I love the diversity on this topic. Even in my private conversations with Mono we have differing views...
Personally I love a lot and get hurt in my expression of it at times. I invest far too much at times and trust far too much. I make myself vulnerable with my openess and I find that others use me for that and instead appreciate that I am making myself vulnerable, tramp on my spirit.
Sure I dish out some of that too... we all do I think.
My take on it is that when I love someone and trust them in their love for me I make myself vulnerable... I'm not talking "I feel sad, cuddle me and love me for it" I am talking, "I am embarassed" or "I am mean," or "I hate myself because" or "I am confused, anxious, disappointed... all at the same time and am acting a bit crazy" Complete vulnerability where the other disappears and it is only me that exsists, yet they are still loving me and supporting me even if I am being selfish. That doesn't come easily and has to be a natural thing for those who love me... there is no faking it. It just doesn't work out. All is revealed when all of a sudden they are not there because they were pretending all the time that they were able to love me regardless...
Before you think I am some needy freak, let me just say that I have been there plenty of times when loves of mine are in need and need my unjudging love. It has been a test for me to see if that love I have is real or just something lessor or different.
I think that relationships start with a little love. More of a possibility of love. The more closeness is reached the bigger the challenges as lives merge with on another... the test is seeing how these things are overcome and how life comes back to balance again... when that balance reappears there is more love there I think.
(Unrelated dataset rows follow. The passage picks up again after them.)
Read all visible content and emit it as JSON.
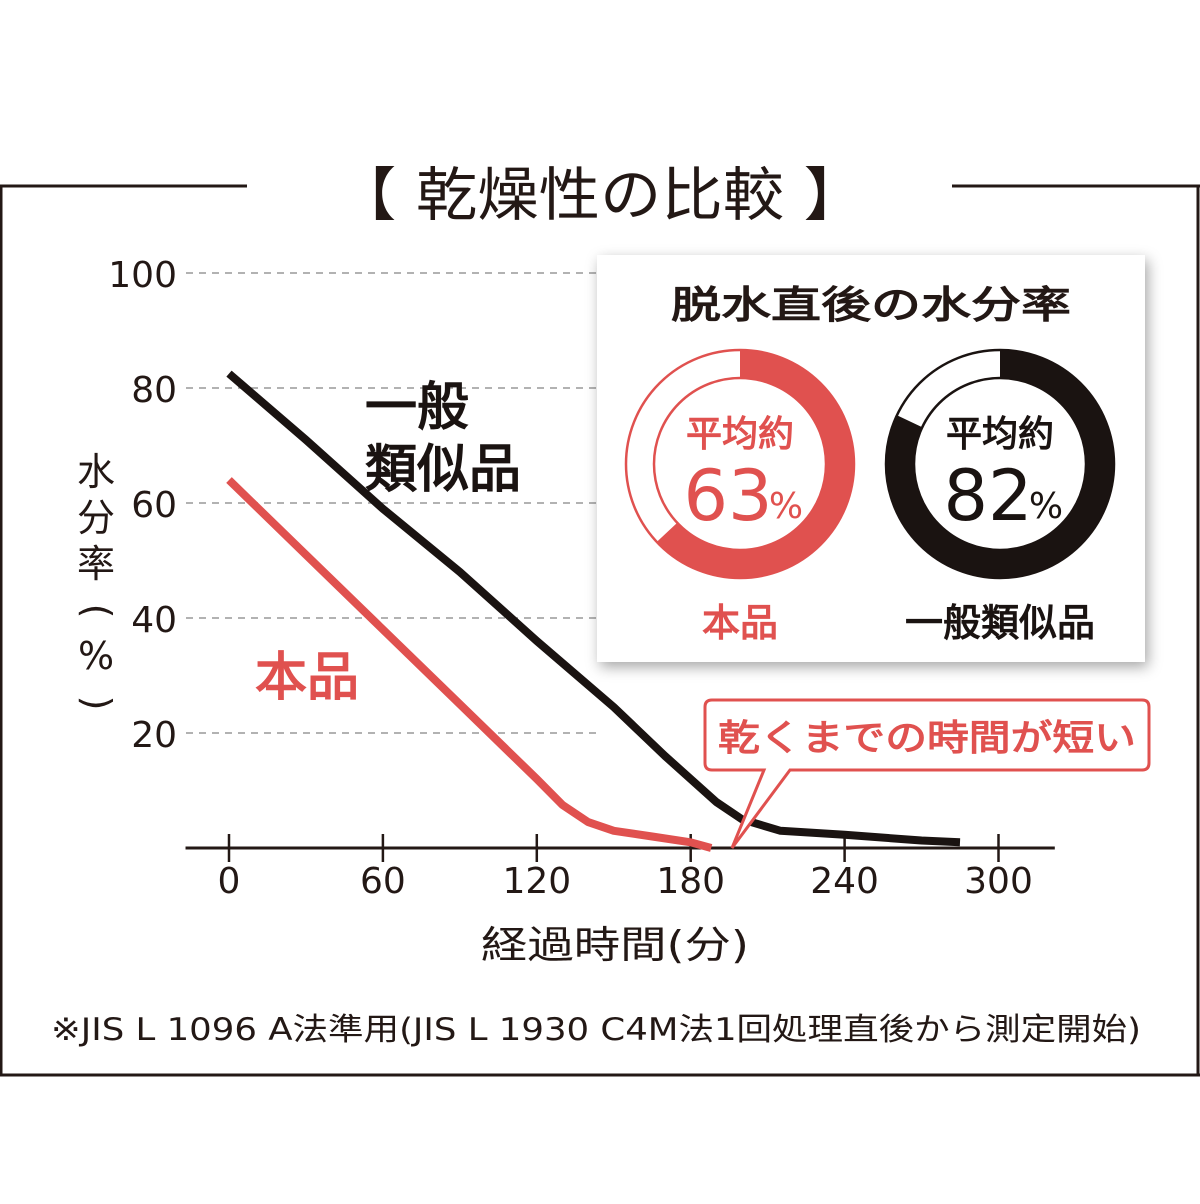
{
  "title": "【 乾燥性の比較 】",
  "footnote": "※JIS L 1096 A法準用(JIS L 1930 C4M法1回処理直後から測定開始)",
  "colors": {
    "product": "#e0514f",
    "general": "#1a1311",
    "grid": "#999999"
  },
  "chart_data": {
    "type": "line",
    "title": "乾燥性の比較",
    "xlabel": "経過時間(分)",
    "ylabel": "水分率(%)",
    "x_ticks": [
      0,
      60,
      120,
      180,
      240,
      300
    ],
    "y_ticks": [
      20,
      40,
      60,
      80,
      100
    ],
    "xlim": [
      -15,
      320
    ],
    "ylim": [
      0,
      100
    ],
    "grid": "horizontal dashed",
    "series": [
      {
        "name": "一般類似品",
        "label": [
          "一般",
          "類似品"
        ],
        "color": "#1a1311",
        "x": [
          0,
          30,
          60,
          90,
          120,
          150,
          170,
          190,
          200,
          215,
          240,
          270,
          285
        ],
        "y": [
          82.5,
          71,
          59,
          48,
          36,
          24.5,
          16,
          8,
          5,
          3,
          2.3,
          1.3,
          1
        ]
      },
      {
        "name": "本品",
        "label": [
          "本品"
        ],
        "color": "#e0514f",
        "x": [
          0,
          30,
          60,
          90,
          120,
          130,
          140,
          150,
          165,
          180,
          188
        ],
        "y": [
          64,
          51,
          38,
          25,
          12,
          7.5,
          4.5,
          3,
          2,
          1,
          0
        ]
      }
    ],
    "annotation": "乾くまでの時間が短い",
    "inset": {
      "title": "脱水直後の水分率",
      "items": [
        {
          "name": "本品",
          "label_top": "平均約",
          "value": 63,
          "value_text": "63",
          "unit": "%",
          "color": "#e0514f"
        },
        {
          "name": "一般類似品",
          "label_top": "平均約",
          "value": 82,
          "value_text": "82",
          "unit": "%",
          "color": "#1a1311"
        }
      ]
    }
  }
}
It's got to the point for me that I find it hard to except a shallow depth of love. I understand that some people enjoy shallow waters and that works best for them, but it never has for me and I realize that I do better in deep water... I am more confident and feel more at home. I expect this too much when I meet new people... I think everyone is like me... I realize that isn't true as of late and have now decided to find out how people love before getting involved at any level with them. I'm hoping it helps my heart not ache as much.